Yet there are other sources of vegetation not seen on earth today.
Much of the vegetation found fossilized in the coal beds is very different from today’s vegetation. The “Carboniferous” coal beds of the Northern Hemisphere, which stretch from the Appalachian Mountains in the USA through England and Europe, all the way to the Urals of Russia, consist of fossil lycopod trees (giant relatives of today’s tiny forest-floor plants known as club mosses), giant ferns, conifers, giant rushes, and extinct seed ferns. Clearly, different vegetation grew back then.
Most of these plants had hollow stems and roots. Their hollow, lightly-built structures were not designed for growing in soils but for floating on water.6 So these fossil plants appear to represent the remains of a floating-forest biome (or ecosystem), which also included odd reptiles and fish. A small-scale equivalent is found today in quaking bogs (mats of spongy bog vegetation that float over lakes).
Thus in the pre-Flood world the oceans once had vast mats of floating forests that apparently grew out from the coastlines, fringing the original supercontinent, particularly where the seas were shallow.7 The volume of this unique vegetation is now preserved in the Northern Hemisphere’s “Carboniferous” coal beds. The extent of these beds would suggest that perhaps as much as half the pre-Flood sea surface was covered with these floating forest mats.
If half the planet was once a supercontinent above the ocean and floating forest mats covered half of the ocean itself, then as much as 75 percent of the earth’s pre-Flood surface could have been covered by lush vegetation—more than six times the area covered by vegetation on the present earth’s surface.

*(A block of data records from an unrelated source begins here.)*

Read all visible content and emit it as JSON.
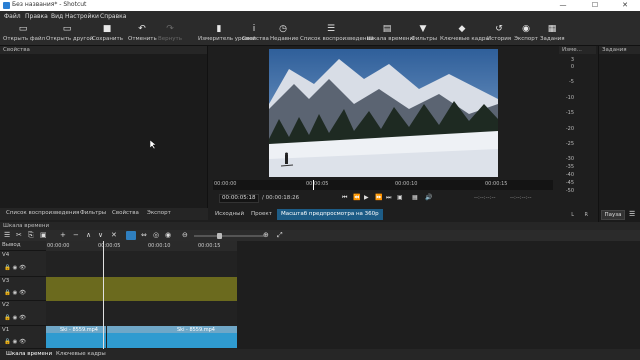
{
  "window": {
    "title": "Без названия* - Shotcut",
    "min": "—",
    "max": "☐",
    "close": "✕"
  },
  "menu": [
    "Файл",
    "Правка",
    "Вид",
    "Настройки",
    "Справка"
  ],
  "toolbar": [
    {
      "label": "Открыть файл",
      "icon": "folder-icon",
      "glyph": "▭",
      "dim": false
    },
    {
      "label": "Открыть другой",
      "icon": "folder-open-icon",
      "glyph": "▭",
      "dim": false
    },
    {
      "label": "Сохранить",
      "icon": "save-icon",
      "glyph": "■",
      "dim": false
    },
    {
      "label": "Отменить",
      "icon": "undo-icon",
      "glyph": "↶",
      "dim": false
    },
    {
      "label": "Вернуть",
      "icon": "redo-icon",
      "glyph": "↷",
      "dim": true
    },
    {
      "label": "Измеритель уровня",
      "icon": "meter-icon",
      "glyph": "▮",
      "dim": false
    },
    {
      "label": "Свойства",
      "icon": "info-icon",
      "glyph": "i",
      "dim": false
    },
    {
      "label": "Недавние",
      "icon": "clock-icon",
      "glyph": "◷",
      "dim": false
    },
    {
      "label": "Список воспроизведения",
      "icon": "playlist-icon",
      "glyph": "☰",
      "dim": false
    },
    {
      "label": "Шкала времени",
      "icon": "timeline-icon",
      "glyph": "▤",
      "dim": false
    },
    {
      "label": "Фильтры",
      "icon": "filter-icon",
      "glyph": "▼",
      "dim": false
    },
    {
      "label": "Ключевые кадры",
      "icon": "keyframes-icon",
      "glyph": "◆",
      "dim": false
    },
    {
      "label": "История",
      "icon": "history-icon",
      "glyph": "↺",
      "dim": false
    },
    {
      "label": "Экспорт",
      "icon": "export-icon",
      "glyph": "◉",
      "dim": false
    },
    {
      "label": "Задания",
      "icon": "jobs-icon",
      "glyph": "▦",
      "dim": false
    }
  ],
  "panels": {
    "properties": "Свойства",
    "vu": "Изме...",
    "jobs": "Задания"
  },
  "left_tabs": [
    "Список воспроизведения",
    "Фильтры",
    "Свойства",
    "Экспорт"
  ],
  "player": {
    "ruler": [
      "00:00:00",
      "00:00:05",
      "00:00:10",
      "00:00:15"
    ],
    "position": "00:00:05:18",
    "duration": "/ 00:00:18:26",
    "in_point": "--:--:--:--",
    "out_point": "--:--:--:--",
    "tabs": [
      "Исходный",
      "Проект",
      "Масштаб предпросмотра на 360p"
    ]
  },
  "vu_scale": [
    "3",
    "0",
    "-5",
    "-10",
    "-15",
    "-20",
    "-25",
    "-30",
    "-35",
    "-40",
    "-45",
    "-50"
  ],
  "vu_lr": [
    "L",
    "R"
  ],
  "jobs": {
    "pause": "Пауза"
  },
  "timeline": {
    "title": "Шкала времени",
    "output_label": "Вывод",
    "ruler": [
      "00:00:00",
      "00:00:05",
      "00:00:10",
      "00:00:15"
    ],
    "tracks": [
      {
        "name": "V4",
        "ics": "🔒 ◉ 👁"
      },
      {
        "name": "V3",
        "ics": "🔒 ◉ 👁"
      },
      {
        "name": "V2",
        "ics": "🔒 ◉ 👁"
      },
      {
        "name": "V1",
        "ics": "🔒 ◉ 👁"
      }
    ],
    "clips": [
      {
        "label": "Ski - 8559.mp4"
      },
      {
        "label": "Ski - 8559.mp4"
      }
    ]
  },
  "bottom_tabs": [
    "Шкала времени",
    "Ключевые кадры"
  ],
  "colors": {
    "accent": "#1d5c86",
    "clip": "#2f9bd0",
    "v3": "#6b6a1e"
  }
}
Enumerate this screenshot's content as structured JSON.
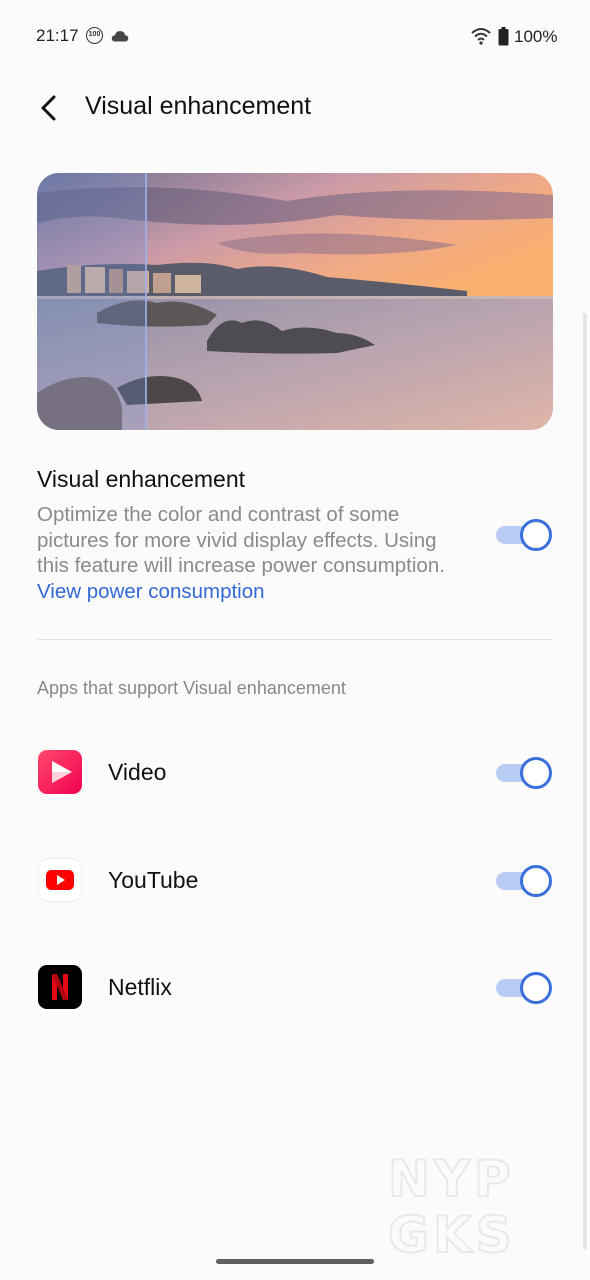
{
  "status_bar": {
    "time": "21:17",
    "badge": "100",
    "battery": "100%",
    "icons": [
      "notification-100-icon",
      "cloud-icon",
      "wifi-icon",
      "battery-icon"
    ]
  },
  "header": {
    "title": "Visual enhancement"
  },
  "main_setting": {
    "title": "Visual enhancement",
    "description": "Optimize the color and contrast of some pictures for more vivid display effects. Using this feature will increase power consumption.",
    "link": "View power consumption",
    "enabled": true
  },
  "apps_section": {
    "label": "Apps that support Visual enhancement",
    "apps": [
      {
        "name": "Video",
        "enabled": true,
        "icon": "video-app-icon"
      },
      {
        "name": "YouTube",
        "enabled": true,
        "icon": "youtube-icon"
      },
      {
        "name": "Netflix",
        "enabled": true,
        "icon": "netflix-icon"
      }
    ]
  },
  "watermark": "NYPGKS",
  "colors": {
    "accent": "#3a6fdc",
    "link": "#3369d6",
    "toggle_track": "#b9ccf3",
    "background": "#fbfbfb"
  }
}
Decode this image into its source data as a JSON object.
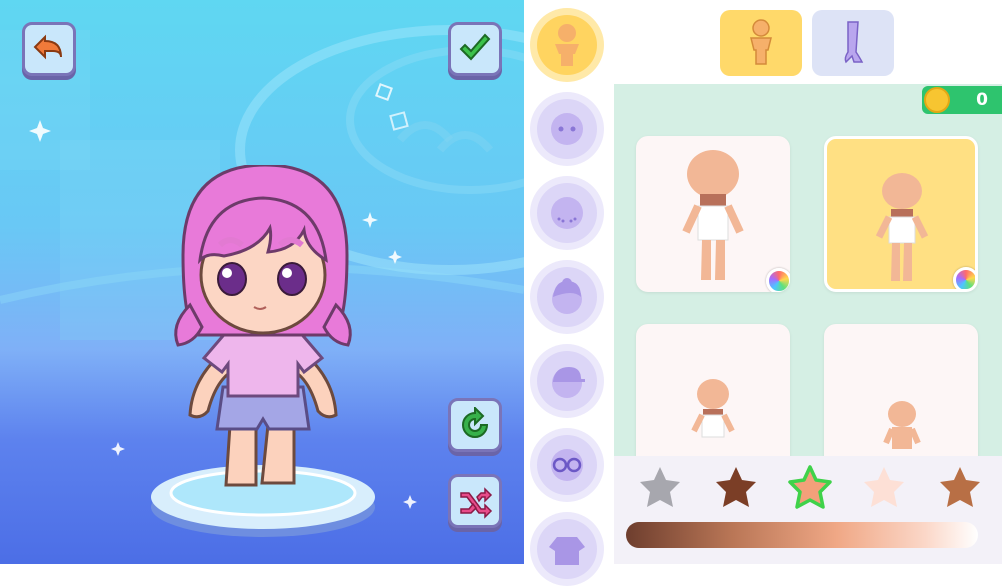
{
  "stage": {
    "back_button": {
      "icon": "back-arrow-icon",
      "color": "#f07a3a"
    },
    "confirm_button": {
      "icon": "checkmark-icon",
      "color": "#3cc24b"
    },
    "reset_button": {
      "icon": "rotate-icon",
      "color": "#37b14b"
    },
    "random_button": {
      "icon": "shuffle-icon",
      "color": "#e84c8a"
    }
  },
  "rail": {
    "items": [
      {
        "name": "body",
        "icon": "body-icon",
        "active": true
      },
      {
        "name": "face",
        "icon": "face-icon",
        "active": false
      },
      {
        "name": "skin-detail",
        "icon": "freckles-icon",
        "active": false
      },
      {
        "name": "hair",
        "icon": "hair-icon",
        "active": false
      },
      {
        "name": "hat",
        "icon": "cap-icon",
        "active": false
      },
      {
        "name": "glasses",
        "icon": "glasses-icon",
        "active": false
      },
      {
        "name": "top",
        "icon": "shirt-icon",
        "active": false
      }
    ]
  },
  "tabs": [
    {
      "name": "body-tab",
      "icon": "body-icon",
      "active": true
    },
    {
      "name": "limb-tab",
      "icon": "arm-icon",
      "active": false
    }
  ],
  "coins": {
    "count": "0"
  },
  "cards": [
    {
      "name": "body-type-1",
      "selected": false,
      "has_color": true
    },
    {
      "name": "body-type-2",
      "selected": true,
      "has_color": true
    },
    {
      "name": "body-type-3",
      "selected": false,
      "has_color": false
    },
    {
      "name": "body-type-4",
      "selected": false,
      "has_color": false
    }
  ],
  "skin_colors": [
    "#a7a7ae",
    "#7b3e26",
    "#f3a07a",
    "#fde0d6",
    "#b86f45"
  ],
  "selected_skin_color": 2,
  "colors": {
    "accent": "#ffd460",
    "panel_bg": "#d5efe4",
    "rail_bg": "#ece9fb",
    "coin_bg": "#2ec46e"
  }
}
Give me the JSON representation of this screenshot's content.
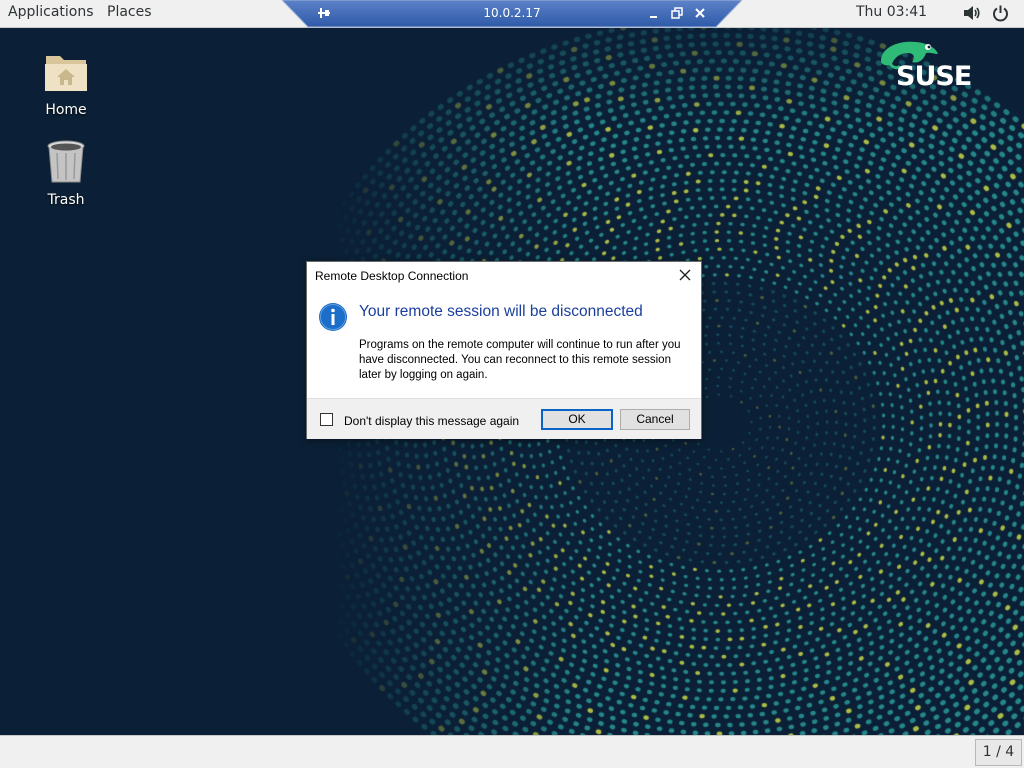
{
  "top_panel": {
    "applications_label": "Applications",
    "places_label": "Places",
    "clock": "Thu 03:41"
  },
  "rdp_bar": {
    "title": "10.0.2.17"
  },
  "desktop": {
    "icons": [
      {
        "label": "Home",
        "icon": "home-folder-icon"
      },
      {
        "label": "Trash",
        "icon": "trash-icon"
      }
    ],
    "logo": "SUSE"
  },
  "dialog": {
    "title": "Remote Desktop Connection",
    "heading": "Your remote session will be disconnected",
    "body": "Programs on the remote computer will continue to run after you have disconnected. You can reconnect to this remote session later by logging on again.",
    "checkbox_label": "Don't display this message again",
    "checkbox_checked": false,
    "ok_label": "OK",
    "cancel_label": "Cancel"
  },
  "bottom_panel": {
    "workspace": "1 / 4"
  },
  "colors": {
    "desktop_bg": "#0b2036",
    "dot_teal": "#2a9a9a",
    "dot_yellow": "#c8d84a",
    "dialog_heading": "#1a3f9c",
    "suse_green": "#30ba78"
  }
}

These calculations would thus indicate there was more than enough lush vegetation growing on the pre-Flood earth surface to provide the volume of vegetation to form today’s coal beds.
Once buried, how quickly could this vegetation be compacted and converted to coal? Laboratory experiments have successfully produced coal-like materials rapidly, under conditions intended to simulate the conditions when actual coal beds accumulated.
A research team at the Argonne National Laboratory in Illinois made material resembling coal by heating plant materials with clay minerals at 302°F (150°C) for two to eight months in the absence of oxygen. After a series of such experiments, the team concluded that coal can be produced directly from plant materials via thermal reactions speeded up by the clay minerals in only one to four months.8 Other experiments have also confirmed that clay particles act as chemical catalysts in a rapid coal-forming process.9 It is thus significant that clay minerals often account for up to 80 percent of the non-plant matter in actual coal.
Subsequent experiments have more closely simulated natural geologic conditions, with temperatures of only 257°F (125°C) and lower pressures (equivalent to burial under 5,905 feet [1,800 meters] of wet sediments).10 After only 75 days, the original plant and wood materials still transformed into coal material, comparable chemically to coal from the same area of Indonesia.
Because these experiments simulated natural conditions, we can be confident that the coal-forming process is rapid and requires only months. So there is no reason to insist that coal formation requires millions of years.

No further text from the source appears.